After running off eight points in the first 45 seconds of their NCAA Southeast Regional second-round game against the Arizona State Sun Devils, the Razorbacks watched Arizona State run right back at them, threatening to upset the regional's top-seeded team.
"Arizona State has a good ballclub," said Arkansas guard Arlyn Bowers. "We just couldn't shake them. We just couldn't put them away."
Still, despite horrid free throw shooting at the end of the game, the Razorbacks held off Arizona State 97-90 to advance to Thursday's Southeast Regional semifinals against Alabama, which knocked off Wake Forest 96-88 yesterday. In the other Southeast semifinal, it will be Indiana (29-4) vs. Kansas (24-7).
Yesterday, every time the Razorbacks (33-3) tried to distance themselves, Arizona State (20-10) would climb right back. In the second half, the Sun Devils closed leads of 10 and 12 points before tiring from the strain of coping with Arkansas' end-to-end pressure.
"I would like to know what conditioning program they're on, so we can bring it to Arizona State. They looked like they were gliding," said freshman forward Jamal Faulkner, who scored a career-high 29 points.
Richardson warned the media about expecting too much from a Razorback team that has averaged 20 more points per game than its opponents this season.
"Tonight was good for our team," said Richardson. "I did not expect to come to the NCAA and make a mockery of the tournament.
"I tell my team that a raggedy ride is better than a smooth walk. We played raggedy tonight, but we got the win."
In the first game, Alabama (23-9) turned back a young Wake Forest (19-11) team that lost despite shooting 59 percent for the game.

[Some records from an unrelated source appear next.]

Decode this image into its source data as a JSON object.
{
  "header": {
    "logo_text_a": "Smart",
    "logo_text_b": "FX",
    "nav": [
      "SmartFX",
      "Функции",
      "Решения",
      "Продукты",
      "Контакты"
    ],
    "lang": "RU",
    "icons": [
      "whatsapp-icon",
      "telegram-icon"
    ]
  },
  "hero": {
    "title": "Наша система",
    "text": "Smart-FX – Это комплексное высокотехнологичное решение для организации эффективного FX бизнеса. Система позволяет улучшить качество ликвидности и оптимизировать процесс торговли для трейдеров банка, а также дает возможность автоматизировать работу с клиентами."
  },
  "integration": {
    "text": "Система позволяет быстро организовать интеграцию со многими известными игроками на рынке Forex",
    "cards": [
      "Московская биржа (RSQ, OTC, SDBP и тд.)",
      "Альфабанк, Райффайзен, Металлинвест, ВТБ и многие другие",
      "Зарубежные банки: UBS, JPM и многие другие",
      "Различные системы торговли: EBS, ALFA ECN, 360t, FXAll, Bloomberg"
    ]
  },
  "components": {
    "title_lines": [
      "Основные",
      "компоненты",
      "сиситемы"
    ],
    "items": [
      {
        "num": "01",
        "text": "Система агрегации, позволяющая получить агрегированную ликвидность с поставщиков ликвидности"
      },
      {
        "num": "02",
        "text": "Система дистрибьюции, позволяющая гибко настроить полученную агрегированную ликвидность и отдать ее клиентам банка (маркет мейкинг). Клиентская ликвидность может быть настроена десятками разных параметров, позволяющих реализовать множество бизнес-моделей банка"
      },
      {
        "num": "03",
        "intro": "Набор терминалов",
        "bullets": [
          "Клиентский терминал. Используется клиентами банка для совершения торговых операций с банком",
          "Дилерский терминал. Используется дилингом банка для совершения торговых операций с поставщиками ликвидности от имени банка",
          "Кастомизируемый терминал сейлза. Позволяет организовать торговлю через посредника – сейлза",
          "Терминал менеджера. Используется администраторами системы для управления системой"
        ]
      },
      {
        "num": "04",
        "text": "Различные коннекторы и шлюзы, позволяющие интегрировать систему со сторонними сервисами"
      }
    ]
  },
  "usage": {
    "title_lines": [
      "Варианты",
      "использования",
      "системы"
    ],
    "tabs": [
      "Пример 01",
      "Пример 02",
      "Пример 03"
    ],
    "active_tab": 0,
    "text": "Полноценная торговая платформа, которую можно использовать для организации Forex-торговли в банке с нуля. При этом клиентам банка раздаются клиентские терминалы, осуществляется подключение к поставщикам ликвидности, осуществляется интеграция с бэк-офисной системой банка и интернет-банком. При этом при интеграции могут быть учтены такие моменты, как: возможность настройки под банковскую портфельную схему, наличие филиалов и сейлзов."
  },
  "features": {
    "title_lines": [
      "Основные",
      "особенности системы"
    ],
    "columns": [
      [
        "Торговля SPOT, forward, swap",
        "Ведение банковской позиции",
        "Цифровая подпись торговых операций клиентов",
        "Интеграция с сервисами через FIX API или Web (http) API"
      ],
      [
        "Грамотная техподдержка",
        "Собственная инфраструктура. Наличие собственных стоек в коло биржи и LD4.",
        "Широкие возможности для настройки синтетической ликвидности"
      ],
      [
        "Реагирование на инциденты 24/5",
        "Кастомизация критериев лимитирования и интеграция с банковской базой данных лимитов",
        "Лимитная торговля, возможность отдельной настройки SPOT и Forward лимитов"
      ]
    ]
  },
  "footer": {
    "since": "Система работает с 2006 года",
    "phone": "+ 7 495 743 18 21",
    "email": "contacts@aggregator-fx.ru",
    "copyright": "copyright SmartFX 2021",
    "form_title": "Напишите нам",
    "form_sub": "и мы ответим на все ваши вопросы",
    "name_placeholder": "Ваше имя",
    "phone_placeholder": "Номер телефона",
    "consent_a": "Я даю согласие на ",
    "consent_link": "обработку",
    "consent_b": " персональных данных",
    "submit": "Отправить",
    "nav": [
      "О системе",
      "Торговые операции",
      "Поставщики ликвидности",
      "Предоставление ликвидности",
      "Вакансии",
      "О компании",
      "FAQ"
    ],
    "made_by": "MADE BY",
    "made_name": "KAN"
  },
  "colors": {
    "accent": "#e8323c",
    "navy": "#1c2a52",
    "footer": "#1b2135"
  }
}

"If that's happened before, it had to be when I was a high school coach," said Wake coach Dave Odom.
"You want to say they had a hot night and they did," said Alabama coach Wimp Sanderson. "But they got a lot of cheap baskets." At least they did until Sanderson changed strategy in the second half, going from a man-to-man defense to a 2-3 zone designed to neutralize Wake inside.
It worked, as Odom was forced to take out 6-foot-9 swingman Anthony Tucker and go with a three-guard set that was largely ineffective in the second half.
"With Tucker in the lineup, we are at a disadvantage, because he doesn't know whether to play inside or outside," Odom said. Also at a disadvantage were Wake forwards Rodney Rogers and Chris King.
"We become so perimeter-minded on offense that we take Rodney and Chris out of the offense with a zone," Odom said.
King, who had 20 points at the half, scored just nine in the second stanza. Rogers took just five shots in the second half, scoring on four of them, to finish with 16 points.
Odom, whose son Lane is a graduate assistant coach with Alabama, said he will root harder for the Crimson Tide than any other non-Atlantic Coast Conference team, adding he thinks Sanderson's team can go a long way in the tournament.
"I think his team right now is playing the kind of game that is capable of beating any team in the country, and I don't exclude UNLV," said Odom.
His buddy, Sanderson, of the loud plaid jackets, wasn't buying into that kind of talk.
"We played well the last two games, but basketball is a crazy game and just because you've been playing good doesn't mean that you will play well the next game," said Sanderson.